L’altra agenda

Di cosa si parlerà e di cosa non si parlerà nel corso di questa 67ª Assemblea generale. La pressante necessità di riformare questo organismo
Assemblea generale delle Nazioni Unite
Si è aperta oggi la 67ª Assemblea generale delle Nazioni Unite. Le aspettative, diciamo la verità, non sono molte. I leader di 120 Paesi si riuniranno e i discorsi delle principali figure, secondo gli annunci, difficilmente usciranno dal labirinto delle questioni di politica interna e dei veti incrociati sui temi più scottanti: il conflitto siriano, dove i morti gia non si contano più e non si denuncia apertamente l'intervento esterno di altri Paesi; l'eterno conflitto tra palestinesi e israeliani; le voci sempre più insistenti di una escalation militare tra Tel Aviv e Teheran, causata, ma ormai non è un argomento che convince, dal programma nucleare iraniano.

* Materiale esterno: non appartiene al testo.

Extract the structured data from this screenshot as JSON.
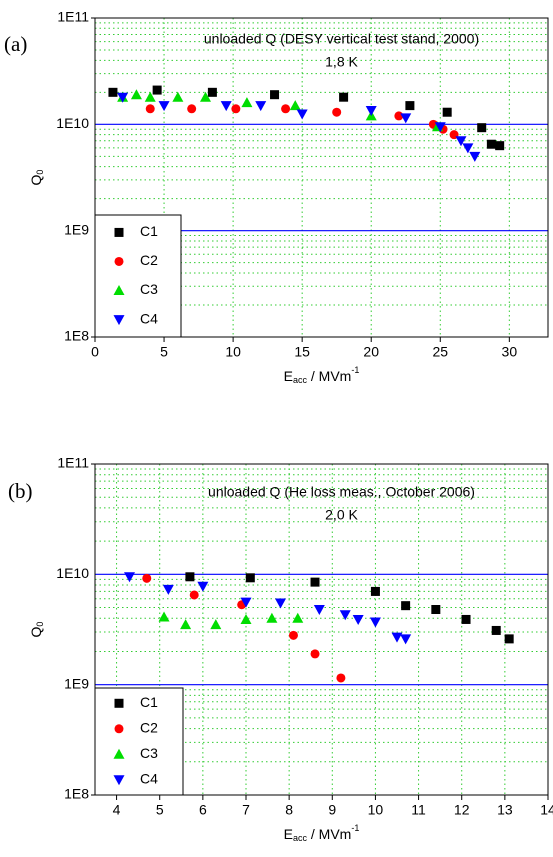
{
  "chart_data": [
    {
      "type": "scatter",
      "panel_label": "(a)",
      "annotations": [
        "unloaded Q (DESY vertical test stand, 2000)",
        "1,8 K"
      ],
      "xlabel": {
        "main": "E",
        "sub": "acc",
        "rest": " / MVm",
        "sup": "-1"
      },
      "ylabel": {
        "main": "Q",
        "sub": "0"
      },
      "log_y": true,
      "grid": true,
      "legend": "lower left",
      "xlim": [
        0,
        32.8
      ],
      "xticks": [
        0,
        5,
        10,
        15,
        20,
        25,
        30
      ],
      "ylim": [
        100000000.0,
        100000000000.0
      ],
      "yticks": [
        {
          "value": 100000000.0,
          "label": "1E8"
        },
        {
          "value": 1000000000.0,
          "label": "1E9"
        },
        {
          "value": 10000000000.0,
          "label": "1E10"
        },
        {
          "value": 100000000000.0,
          "label": "1E11"
        }
      ],
      "series": [
        {
          "name": "C1",
          "color": "#000000",
          "marker": "square",
          "x": [
            1.3,
            4.5,
            8.5,
            13,
            18,
            22.8,
            25.5,
            28,
            28.7,
            29.3
          ],
          "values": [
            20000000000.0,
            21000000000.0,
            20000000000.0,
            19000000000.0,
            18000000000.0,
            15000000000.0,
            13000000000.0,
            9300000000.0,
            6500000000.0,
            6300000000.0
          ]
        },
        {
          "name": "C2",
          "color": "#ff0000",
          "marker": "circle",
          "x": [
            4,
            7,
            10.2,
            13.8,
            17.5,
            22,
            24.5,
            25.2,
            26
          ],
          "values": [
            14000000000.0,
            14000000000.0,
            14000000000.0,
            14000000000.0,
            13000000000.0,
            12000000000.0,
            10000000000.0,
            9000000000.0,
            8000000000.0
          ]
        },
        {
          "name": "C3",
          "color": "#00dd00",
          "marker": "triangle-up",
          "x": [
            2,
            3,
            4,
            6,
            8,
            11,
            14.5,
            20,
            24.8
          ],
          "values": [
            18000000000.0,
            19000000000.0,
            18000000000.0,
            18000000000.0,
            18000000000.0,
            16000000000.0,
            15000000000.0,
            12000000000.0,
            9500000000.0
          ]
        },
        {
          "name": "C4",
          "color": "#0000ff",
          "marker": "triangle-down",
          "x": [
            2,
            5,
            9.5,
            12,
            15,
            20,
            22.5,
            25,
            26.5,
            27,
            27.5
          ],
          "values": [
            18000000000.0,
            15000000000.0,
            15000000000.0,
            15000000000.0,
            12500000000.0,
            13500000000.0,
            11500000000.0,
            9500000000.0,
            7000000000.0,
            6000000000.0,
            5000000000.0
          ]
        }
      ]
    },
    {
      "type": "scatter",
      "panel_label": "(b)",
      "annotations": [
        "unloaded Q (He loss meas., October 2006)",
        "2,0 K"
      ],
      "xlabel": {
        "main": "E",
        "sub": "acc",
        "rest": " / MVm",
        "sup": "-1"
      },
      "ylabel": {
        "main": "Q",
        "sub": "0"
      },
      "log_y": true,
      "grid": true,
      "legend": "lower left",
      "xlim": [
        3.5,
        14
      ],
      "xticks": [
        4,
        5,
        6,
        7,
        8,
        9,
        10,
        11,
        12,
        13,
        14
      ],
      "ylim": [
        100000000.0,
        100000000000.0
      ],
      "yticks": [
        {
          "value": 100000000.0,
          "label": "1E8"
        },
        {
          "value": 1000000000.0,
          "label": "1E9"
        },
        {
          "value": 10000000000.0,
          "label": "1E10"
        },
        {
          "value": 100000000000.0,
          "label": "1E11"
        }
      ],
      "series": [
        {
          "name": "C1",
          "color": "#000000",
          "marker": "square",
          "x": [
            5.7,
            7.1,
            8.6,
            10,
            10.7,
            11.4,
            12.1,
            12.8,
            13.1
          ],
          "values": [
            9500000000.0,
            9300000000.0,
            8500000000.0,
            7000000000.0,
            5200000000.0,
            4800000000.0,
            3900000000.0,
            3100000000.0,
            2600000000.0
          ]
        },
        {
          "name": "C2",
          "color": "#ff0000",
          "marker": "circle",
          "x": [
            4.7,
            5.8,
            6.9,
            8.1,
            8.6,
            9.2
          ],
          "values": [
            9200000000.0,
            6500000000.0,
            5300000000.0,
            2800000000.0,
            1900000000.0,
            1150000000.0
          ]
        },
        {
          "name": "C3",
          "color": "#00dd00",
          "marker": "triangle-up",
          "x": [
            5.1,
            5.6,
            6.3,
            7,
            7.6,
            8.2
          ],
          "values": [
            4100000000.0,
            3500000000.0,
            3500000000.0,
            3900000000.0,
            4000000000.0,
            4000000000.0
          ]
        },
        {
          "name": "C4",
          "color": "#0000ff",
          "marker": "triangle-down",
          "x": [
            4.3,
            5.2,
            6,
            7,
            7.8,
            8.7,
            9.3,
            9.6,
            10,
            10.5,
            10.7
          ],
          "values": [
            9500000000.0,
            7300000000.0,
            7800000000.0,
            5600000000.0,
            5500000000.0,
            4800000000.0,
            4300000000.0,
            3900000000.0,
            3700000000.0,
            2700000000.0,
            2600000000.0
          ]
        }
      ]
    }
  ]
}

Questa l'agenda sulla quale si interviene solitamente secondo copione. Ma altri sono i temi che oggi incidono e continueranno a farlo sempre di più sulla vita dei 7 miliardi di abitanti del pianeta: il riscaldamento globale e il cambiamento climatico, i cui effetti avranno un peso sempre maggiore sui bilanci di spesa di tutti i governi, deviando, dunque, importanti risorse; lo sconquasso sociale che sta provocando la crisi finanziaria globale nata negli Usa nel 2008 (ma chi lo ricorda?) e poi estesasi alla vecchia Europa, con la sua sequela di restrizioni draconiane dei bilanci a spesa dei cittadini che pagano di tasca propria decisioni politiche sbagliate, in prima linea la deregulation dei mercati finanziari, che ha dato il via alla stagione dei prodotti derivati ad alto grado di sofisticazione che sta strozzando i debiti publici; le disuguaglianze economiche e sociali che stanno "latinoamericanizzando" il Primo Mondo; la lotta contro la povertà che stenta a incidere sensibilimente sulla vita dei Paesi più poveri.
 

Di questi temi non si parlerà. Due donne, ma sicuramente non solo loro, le presidenti del Brasile, Dilma Rousseff, e dell'Argentina, ricorderanno la necessità di riformare le Nazioni Unite. Son passati quasi settant'anni dalla fine della Seconda guerra mondiale, ma lo schema di funzionamento dell'Onu riflette i rapporti di forza allora esistenti tra i vincitori del conflitto. Ne fa fede il Consiglio di sicurezza dove Francia, Regno Unito, Russia, Cina e Stati Uniti dispongono di un potere sproporzionato se si considera il peso ed il ruolo svolto da Paesi come Germania e Giappone, per esempio. O se si tiene conto che nel 1945 ancora non si parlava di Paesi emergenti, che oggi sono una realtà innegabile. India, Indonesia, Pakistan, Brasile, Messico, Egitto, Nigeria, Sudafrica sono voci che oggi non possono non essere rappresentanti di regioni del pianeta che hanno qualcosa da dire nel più elevato consesso di nazioni.

E la società civile internazionale? Quale spazio ha oggi questo nuovo attore che pure ha una sua voce sul panorama di sfide in atto in questo secolo?
 

Il paradosso al quale possiamo assistere è che la democrazia, che alcuni intendono necessario esportare quand'anche sia necessario ricorrere alle armi (vedi il caso di Afghanistan e Iraq), per la quale altri hanno lottato con coraggio (vedi il caso della "Primavera araba"), e nella quale altri sperano come strumento necessario per costruire una nuova governance (vedi il caso degli indignados) si traformi nel grande assente del più autorevole consesso di popoli del pianeta. Segno dunque bisogna produrre cambiamenti. E presto.